MeshingNet: A New Mesh Generation Method based on Deep Learning
This work addresses mesh generation for computational simulations, offering a novel approach that could improve efficiency in engineering and scientific domains, though it appears incremental as it builds upon existing mesh generation software.
The authors tackled the problem of automatic unstructured mesh generation for finite element analysis by introducing a deep learning method that predicts optimal local mesh density, demonstrating effective generation of high-quality meshes for arbitrary polygonal geometries and various material parameters in standard test problems.
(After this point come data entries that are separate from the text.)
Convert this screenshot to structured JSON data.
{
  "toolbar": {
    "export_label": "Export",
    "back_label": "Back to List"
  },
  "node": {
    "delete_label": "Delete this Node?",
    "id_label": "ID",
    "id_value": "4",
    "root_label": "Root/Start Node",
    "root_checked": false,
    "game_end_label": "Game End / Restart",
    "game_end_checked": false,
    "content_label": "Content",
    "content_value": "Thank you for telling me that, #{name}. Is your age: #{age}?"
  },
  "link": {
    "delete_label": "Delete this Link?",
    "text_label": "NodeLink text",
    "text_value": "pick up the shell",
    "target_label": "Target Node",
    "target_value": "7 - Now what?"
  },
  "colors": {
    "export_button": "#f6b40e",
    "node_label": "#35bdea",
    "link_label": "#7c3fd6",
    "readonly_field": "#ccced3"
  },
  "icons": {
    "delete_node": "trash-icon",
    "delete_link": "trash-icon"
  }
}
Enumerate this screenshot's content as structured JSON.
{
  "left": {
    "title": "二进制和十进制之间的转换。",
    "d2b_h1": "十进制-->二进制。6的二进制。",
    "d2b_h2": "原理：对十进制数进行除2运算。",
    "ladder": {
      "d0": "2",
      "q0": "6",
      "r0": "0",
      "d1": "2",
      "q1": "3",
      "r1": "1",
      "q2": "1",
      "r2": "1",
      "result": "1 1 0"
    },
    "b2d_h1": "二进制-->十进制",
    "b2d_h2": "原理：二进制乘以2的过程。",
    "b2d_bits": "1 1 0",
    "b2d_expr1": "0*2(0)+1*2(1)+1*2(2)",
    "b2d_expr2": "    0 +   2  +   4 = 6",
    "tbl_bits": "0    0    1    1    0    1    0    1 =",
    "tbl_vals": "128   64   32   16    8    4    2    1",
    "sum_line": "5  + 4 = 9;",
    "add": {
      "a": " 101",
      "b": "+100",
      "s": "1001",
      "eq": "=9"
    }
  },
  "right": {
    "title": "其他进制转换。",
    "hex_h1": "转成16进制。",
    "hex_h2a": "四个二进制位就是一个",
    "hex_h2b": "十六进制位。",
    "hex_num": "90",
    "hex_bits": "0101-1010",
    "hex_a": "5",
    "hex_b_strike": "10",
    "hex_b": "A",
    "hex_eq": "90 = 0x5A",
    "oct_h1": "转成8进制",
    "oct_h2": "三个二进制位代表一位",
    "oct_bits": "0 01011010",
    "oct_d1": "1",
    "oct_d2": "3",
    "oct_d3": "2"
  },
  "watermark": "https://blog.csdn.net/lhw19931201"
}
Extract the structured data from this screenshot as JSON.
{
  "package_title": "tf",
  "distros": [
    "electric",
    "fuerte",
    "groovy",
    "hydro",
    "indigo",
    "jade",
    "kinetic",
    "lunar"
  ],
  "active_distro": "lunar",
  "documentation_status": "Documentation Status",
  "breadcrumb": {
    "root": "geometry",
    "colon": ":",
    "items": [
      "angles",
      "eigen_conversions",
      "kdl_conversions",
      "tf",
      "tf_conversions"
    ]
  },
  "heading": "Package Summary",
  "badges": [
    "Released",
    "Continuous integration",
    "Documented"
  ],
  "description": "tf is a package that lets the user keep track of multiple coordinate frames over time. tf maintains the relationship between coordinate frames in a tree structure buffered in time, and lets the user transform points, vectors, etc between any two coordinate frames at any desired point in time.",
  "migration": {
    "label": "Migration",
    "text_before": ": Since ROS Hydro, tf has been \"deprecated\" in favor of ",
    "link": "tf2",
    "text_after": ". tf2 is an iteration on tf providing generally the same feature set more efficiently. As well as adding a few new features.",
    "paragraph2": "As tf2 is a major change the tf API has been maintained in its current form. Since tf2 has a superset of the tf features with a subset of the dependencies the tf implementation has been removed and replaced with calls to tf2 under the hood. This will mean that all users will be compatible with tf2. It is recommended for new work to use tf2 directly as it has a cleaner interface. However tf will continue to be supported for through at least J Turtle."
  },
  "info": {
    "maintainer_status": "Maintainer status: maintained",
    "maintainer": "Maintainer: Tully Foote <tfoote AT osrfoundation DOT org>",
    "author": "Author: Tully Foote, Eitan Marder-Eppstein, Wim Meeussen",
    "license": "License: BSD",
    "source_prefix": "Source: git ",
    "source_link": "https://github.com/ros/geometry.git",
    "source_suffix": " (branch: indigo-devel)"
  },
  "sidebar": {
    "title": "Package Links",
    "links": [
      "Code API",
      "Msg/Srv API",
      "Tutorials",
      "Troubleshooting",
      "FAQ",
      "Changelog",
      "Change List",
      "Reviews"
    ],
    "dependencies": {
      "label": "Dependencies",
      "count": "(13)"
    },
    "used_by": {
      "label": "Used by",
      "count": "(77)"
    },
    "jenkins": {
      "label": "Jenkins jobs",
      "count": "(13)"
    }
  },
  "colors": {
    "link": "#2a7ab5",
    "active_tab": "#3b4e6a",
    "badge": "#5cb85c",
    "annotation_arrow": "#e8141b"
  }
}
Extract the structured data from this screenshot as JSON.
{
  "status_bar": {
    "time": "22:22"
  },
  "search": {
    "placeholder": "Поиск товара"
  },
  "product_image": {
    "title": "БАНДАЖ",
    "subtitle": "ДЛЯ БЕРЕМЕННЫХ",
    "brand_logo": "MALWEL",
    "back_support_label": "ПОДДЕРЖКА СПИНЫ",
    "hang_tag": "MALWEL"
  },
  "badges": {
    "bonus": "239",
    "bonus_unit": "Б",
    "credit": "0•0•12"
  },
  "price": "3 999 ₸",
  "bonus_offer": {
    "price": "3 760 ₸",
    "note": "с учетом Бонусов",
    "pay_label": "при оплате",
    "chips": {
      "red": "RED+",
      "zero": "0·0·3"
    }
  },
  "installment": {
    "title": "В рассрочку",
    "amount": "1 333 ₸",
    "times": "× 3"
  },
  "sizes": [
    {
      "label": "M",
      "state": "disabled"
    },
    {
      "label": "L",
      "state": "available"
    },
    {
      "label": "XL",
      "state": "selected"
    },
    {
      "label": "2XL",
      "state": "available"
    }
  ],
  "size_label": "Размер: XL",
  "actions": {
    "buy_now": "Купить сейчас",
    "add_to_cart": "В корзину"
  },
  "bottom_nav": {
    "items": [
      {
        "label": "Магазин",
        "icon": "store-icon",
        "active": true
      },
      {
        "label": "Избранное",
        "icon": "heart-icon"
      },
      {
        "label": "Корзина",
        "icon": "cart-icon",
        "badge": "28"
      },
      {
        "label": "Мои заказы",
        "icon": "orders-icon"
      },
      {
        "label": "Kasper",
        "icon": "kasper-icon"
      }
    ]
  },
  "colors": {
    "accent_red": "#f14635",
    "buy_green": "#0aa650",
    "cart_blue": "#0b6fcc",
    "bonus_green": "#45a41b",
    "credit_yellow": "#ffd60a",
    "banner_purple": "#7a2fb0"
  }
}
We introduce a novel approach to automatic unstructured mesh generation using machine learning to predict an optimal finite element mesh for a previously unseen problem. The framework that we have developed is based around training an artificial neural network (ANN) to guide standard mesh generation software, based upon a prediction of the required local mesh density throughout the domain. We describe the training regime that is proposed, based upon the use of \emph{a posteriori} error estimation, and discuss the topologies of the ANNs that we have considered. We then illustrate performance using two standard test problems, a single elliptic partial differential equation (PDE) and a system of PDEs associated with linear elasticity. We demonstrate the effective generation of high quality meshes for arbitrary polygonal geometries and a range of material parameters, using a variety of user-selected error norms.